GLM and SVM

8. GLM and SVM

Objectives

  • Understand linear, poisson, and logistic regression as generalised linear models (GLMs).

  • Apply GLMs to real-world problems and interpret the results.

  • Understand the basic concepts of support vector machine (SVM).

  • Apply SVM to real-world problems and interpret the results.

Expected time to complete: 4 hours

In this chapter, we will study generalised linear models (GLMs) and support vector machines (SVMs).

GLM is a a flexible generalisation of linear regression to allow the linear model to be related to the response variable in a more complex way (via a link function) than a simple linear relationship. The logistic regression in Chapter 3 is such a generalised linear model. In this chapter, we will study another GLM, the poisson regression that can predict count data.

SVM is a supervised machine learning model that was developed for classification problems but can be used for regression problems as well. In binary classification, it embodies the idea of finding a hyperplane that best separates the classes by maximising the margin between the hyperplane and the nearest data points from the two classes. SVM has been shown to perform well in a variety of settings, and is often considered one of the best “out of the box” classifiers.

Ingredients: Poisson regression

  • Input: features of data samples

  • Output: target values of data samples in the form of counts (non-negative integers)

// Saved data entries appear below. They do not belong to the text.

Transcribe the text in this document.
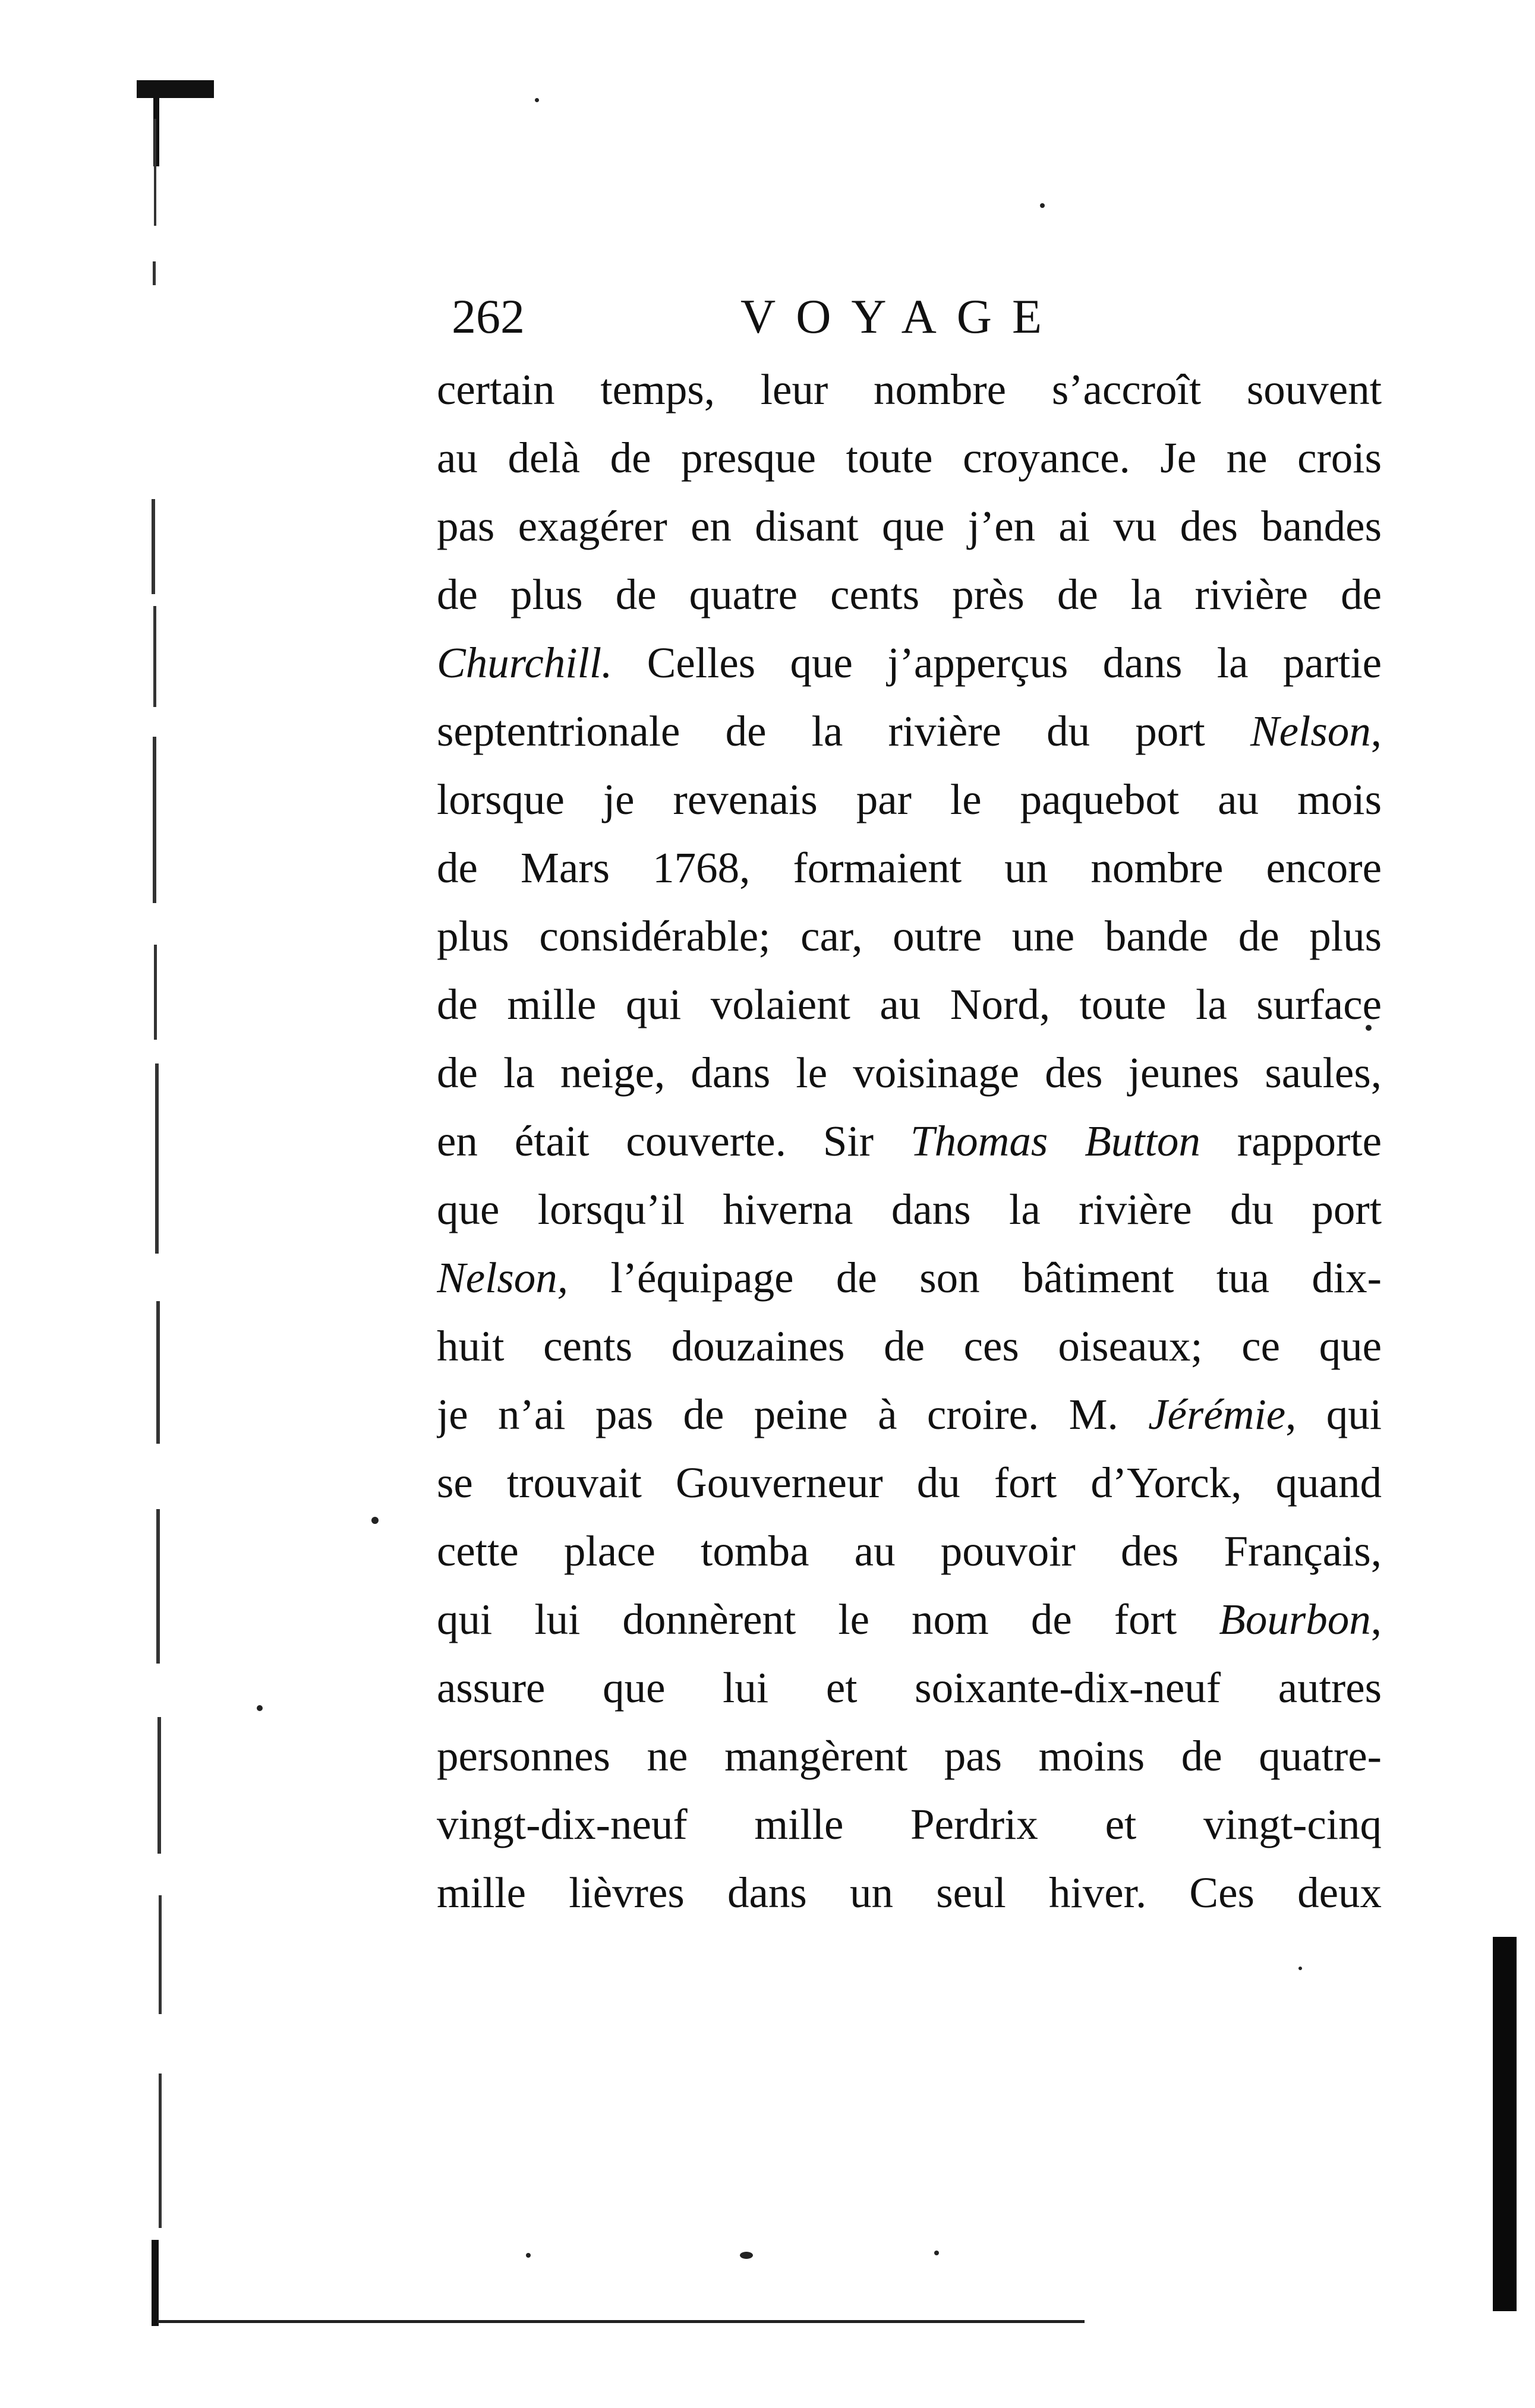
262	VOYAGE
certain temps, leur nombre s’accroît souvent
au delà de presque toute croyance. Je ne crois
pas exagérer en disant que j’en ai vu des bandes
de plus de quatre cents près de la rivière de
Churchill. Celles que j’apperçus dans la partie
septentrionale de la rivière du port Nelson,
lorsque je revenais par le paquebot au mois
de Mars 1768, formaient un nombre encore
plus considérable; car, outre une bande de plus
de mille qui volaient au Nord, toute la surface
de la neige, dans le voisinage des jeunes saules,
en était couverte. Sir Thomas Button rapporte
que lorsqu’il hiverna dans la rivière du port
Nelson, l’équipage de son bâtiment tua dix-
huit cents douzaines de ces oiseaux; ce que
je n’ai pas de peine à croire. M. Jérémie, qui
se trouvait Gouverneur du fort d’Yorck, quand
cette place tomba au pouvoir des Français,
qui lui donnèrent le nom de fort Bourbon,
assure que lui et soixante-dix-neuf autres
personnes ne mangèrent pas moins de quatre-
vingt-dix-neuf mille Perdrix et vingt-cinq
mille lièvres dans un seul hiver. Ces deux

  • Model: transform the target values (counts) to its log, fit a line (or plane/hyperplane) to the transformed training data, and map the estimated value on the fitted line (or plane/hyperplane) for the test data to a count value via the exponential function.

    • Hyperparameter(s): None.

    • Parameters: the intercept(s) and slope(s) of the fitted line (or plane/hyperplane), also known as the bias(es) and weight(s), respectively

  • Loss function: maximise the likelihood (probability) of the log of the target values for the training data samples.

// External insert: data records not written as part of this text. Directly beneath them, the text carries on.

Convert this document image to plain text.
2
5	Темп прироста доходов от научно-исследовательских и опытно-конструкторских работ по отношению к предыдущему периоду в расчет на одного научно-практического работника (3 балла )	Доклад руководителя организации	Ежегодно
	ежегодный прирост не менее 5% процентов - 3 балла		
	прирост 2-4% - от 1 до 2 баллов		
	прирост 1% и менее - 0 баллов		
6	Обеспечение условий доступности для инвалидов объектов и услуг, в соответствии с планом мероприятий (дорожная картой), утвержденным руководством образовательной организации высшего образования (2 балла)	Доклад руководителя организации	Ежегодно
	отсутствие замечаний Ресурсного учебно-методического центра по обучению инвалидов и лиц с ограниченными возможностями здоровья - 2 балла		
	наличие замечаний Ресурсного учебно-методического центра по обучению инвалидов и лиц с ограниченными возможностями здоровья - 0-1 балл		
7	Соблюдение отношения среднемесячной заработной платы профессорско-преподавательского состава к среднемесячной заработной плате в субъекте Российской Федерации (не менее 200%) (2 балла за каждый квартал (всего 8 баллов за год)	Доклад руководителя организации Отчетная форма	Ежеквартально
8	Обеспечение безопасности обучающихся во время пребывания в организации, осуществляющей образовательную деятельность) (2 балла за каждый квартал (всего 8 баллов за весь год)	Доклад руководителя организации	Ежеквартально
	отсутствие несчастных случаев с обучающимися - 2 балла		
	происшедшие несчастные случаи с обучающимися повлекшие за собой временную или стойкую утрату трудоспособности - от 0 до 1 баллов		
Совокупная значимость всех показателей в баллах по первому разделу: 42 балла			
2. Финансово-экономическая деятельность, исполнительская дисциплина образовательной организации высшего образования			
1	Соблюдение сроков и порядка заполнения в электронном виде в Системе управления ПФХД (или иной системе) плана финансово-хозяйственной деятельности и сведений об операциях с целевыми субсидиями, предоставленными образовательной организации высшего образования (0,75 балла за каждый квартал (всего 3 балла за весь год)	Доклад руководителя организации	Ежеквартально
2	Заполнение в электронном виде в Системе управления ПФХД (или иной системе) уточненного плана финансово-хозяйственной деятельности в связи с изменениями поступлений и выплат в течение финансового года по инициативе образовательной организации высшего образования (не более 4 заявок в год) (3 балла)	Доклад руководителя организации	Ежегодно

  • Learning algorithm: Gradient descent on the negative log likelihood of the training data samples

Transparency: Poisson regression

System logic

  • Condition to produce certain output: to produce an output count \(y\), take the log of \(y\), locate this \(\log(y)\) value on the fitted line (or plane/hyperplane) and then find the corresponding input \(x\) (or \(\mathbf{x}\)) value.

Ingredients: SVM for binary classification

  • Input: features of data samples.

  • Output: binary class labels of data samples.

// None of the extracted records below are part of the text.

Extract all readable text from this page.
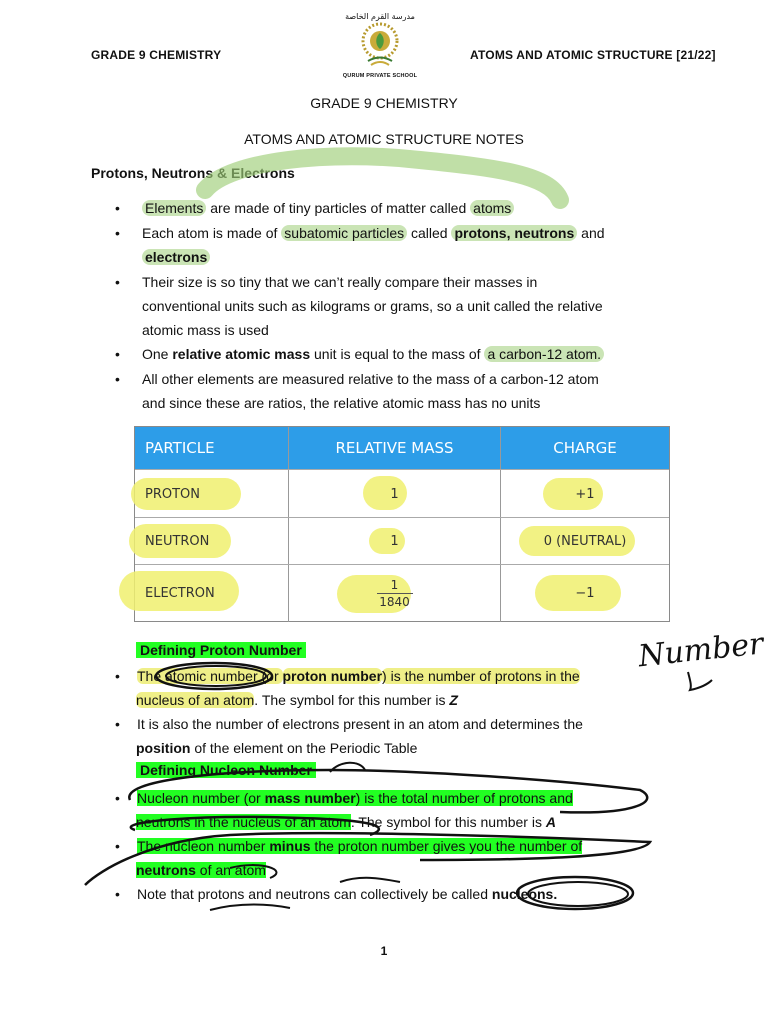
GRADE 9 CHEMISTRY
مدرسة القرم الخاصة
QURUM PRIVATE SCHOOL
ATOMS AND ATOMIC STRUCTURE [21/22]
GRADE 9 CHEMISTRY
ATOMS AND ATOMIC STRUCTURE NOTES
Protons, Neutrons & Electrons
Elements are made of tiny particles of matter called atoms
Each atom is made of subatomic particles called protons, neutrons and
electrons
Their size is so tiny that we can’t really compare their masses in
conventional units such as kilograms or grams, so a unit called the relative
atomic mass is used
One relative atomic mass unit is equal to the mass of a carbon-12 atom.
All other elements are measured relative to the mass of a carbon-12 atom
and since these are ratios, the relative atomic mass has no units
PARTICLE	RELATIVE MASS	CHARGE
PROTON	1	+1
NEUTRON	1	0 (NEUTRAL)
ELECTRON	$\frac{1}{1840}$	−1
Defining Proton Number
The atomic number (or proton number) is the number of protons in the
nucleus of an atom. The symbol for this number is Z
It is also the number of electrons present in an atom and determines the
position of the element on the Periodic Table
Defining Nucleon Number
Nucleon number (or mass number) is the total number of protons and
neutrons in the nucleus of an atom. The symbol for this number is A
The nucleon number minus the proton number gives you the number of
neutrons of an atom
Note that protons and neutrons can collectively be called nucleons.
1
Number
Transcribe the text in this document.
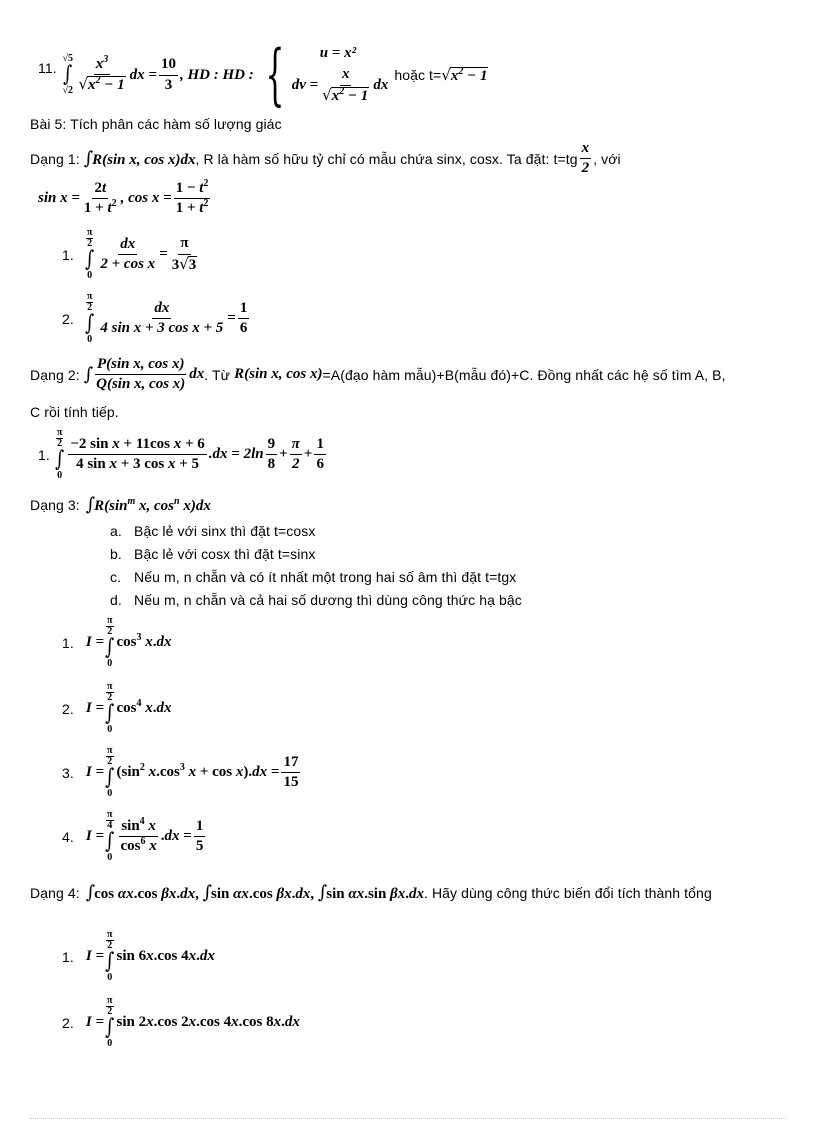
11.
√5
∫
$√2 \frac{x^3}{√x^2 - 1}$ dx = $\frac{10}{3}$ , HD : HD : { u = x²
dv = $\frac{x}{√x^2 - 1}$ dx
hoặc $t= √x^2 - 1$
Bài 5: Tích phân các hàm số lượng giác
Dạng 1: ∫R(sin x, cos x)dx , R là hàm số hữu tỷ chỉ có mẫu chứa sinx, cosx. Ta đặt: $t=tg \frac{x}{2}$ , với
$\sin x = \frac{2t}{1 + t^2}$ , $\cos x = \frac{1 - t^2}{1 + t^2}$
1.
π
2
∫
0
$\frac{dx}{\text{2 + cos x}} = \frac{\pi}{3√3}$
2.
π
2
∫
0
$\frac{dx}{\text{4 sin x + 3 cos x + 5}} = \frac{1}{6}$
Dạng 2: ∫ $\frac{\text{P(sin x, cos x)}}{\text{Q(sin x, cos x)}}$ dx . Từ R(sin x, cos x) =A(đạo hàm mẫu)+B(mẫu đó)+C. Đồng nhất các hệ số tìm A, B,
C rồi tính tiếp.
1.
π
2
∫
0
$\frac{\text{−2 sin x + 11cos x + 6}}{\text{4 sin x + 3 cos x + 5}} .dx = 2\ln \frac{9}{8} + \frac{\pi}{2} + \frac{1}{6}$
Dạng 3: $\int R(\sin^m$ x, $\cos^n x)dx$
a. Bậc lẻ với sinx thì đặt t=cosx
b. Bậc lẻ với cosx thì đặt t=sinx
c. Nếu m, n chẵn và có ít nhất một trong hai số âm thì đặt t=tgx
d. Nếu m, n chẵn và cả hai số dương thì dùng công thức hạ bậc
1. I =
π
2
∫
0
$\cos^3 x.dx$
2. I =
π
2
∫
0
$\cos^4 x.dx$
3. I =
π
2
∫
0
($\sin^2$ $x.\cos^3$ $x + \cos x).dx = \frac{17}{15}$
4. I =
π
4
∫
0
$\frac{\sin^4 x}{\cos^6 x} .dx = \frac{1}{5}$
Dạng 4: ∫cos αx.cos βx.dx, ∫sin αx.cos βx.dx, ∫sin αx.sin βx.dx . Hãy dùng công thức biến đổi tích thành tổng
1. I =
π
2
∫
0
sin 6x.cos 4x.dx
2. I =
π
2
∫
0
sin 2x.cos 2x.cos 4x.cos 8x.dx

  • Model: fit a plane/hyperplane to the training data to separate the data points by their class labels with the largest margin.

    • Hyperparameter(s): a tuning/regularisation parameter \(\Omega\) for controlling the trade-off between the margin and the tolerance of misclassification (margin violation). If a kernel is used, other hyperparameters include the kernel type and the kernel parameters.

    • Parameter(s): the intercept (\(\beta_0\)) and coefficients (\(\alpha_1, \alpha_2, \ldots, \alpha_N\)) for each training data sample.

  • Loss function: maximises the margin and minimises the misclassification (margin violation).

  • Learning algorithm: quadratic programming.

Transparency: SVM for binary classification

System logic

  • Condition to produce certain output: to produce a class label \(y\), find out on which side of the fitted hyperplane this class label is located, and then all corresponding data points \(x\) (or \(\mathbf{x}\)) on this side of the hyperplane will be likely candidates to produce a label \(y\), the further away from the hyperplane, the more likely/confident.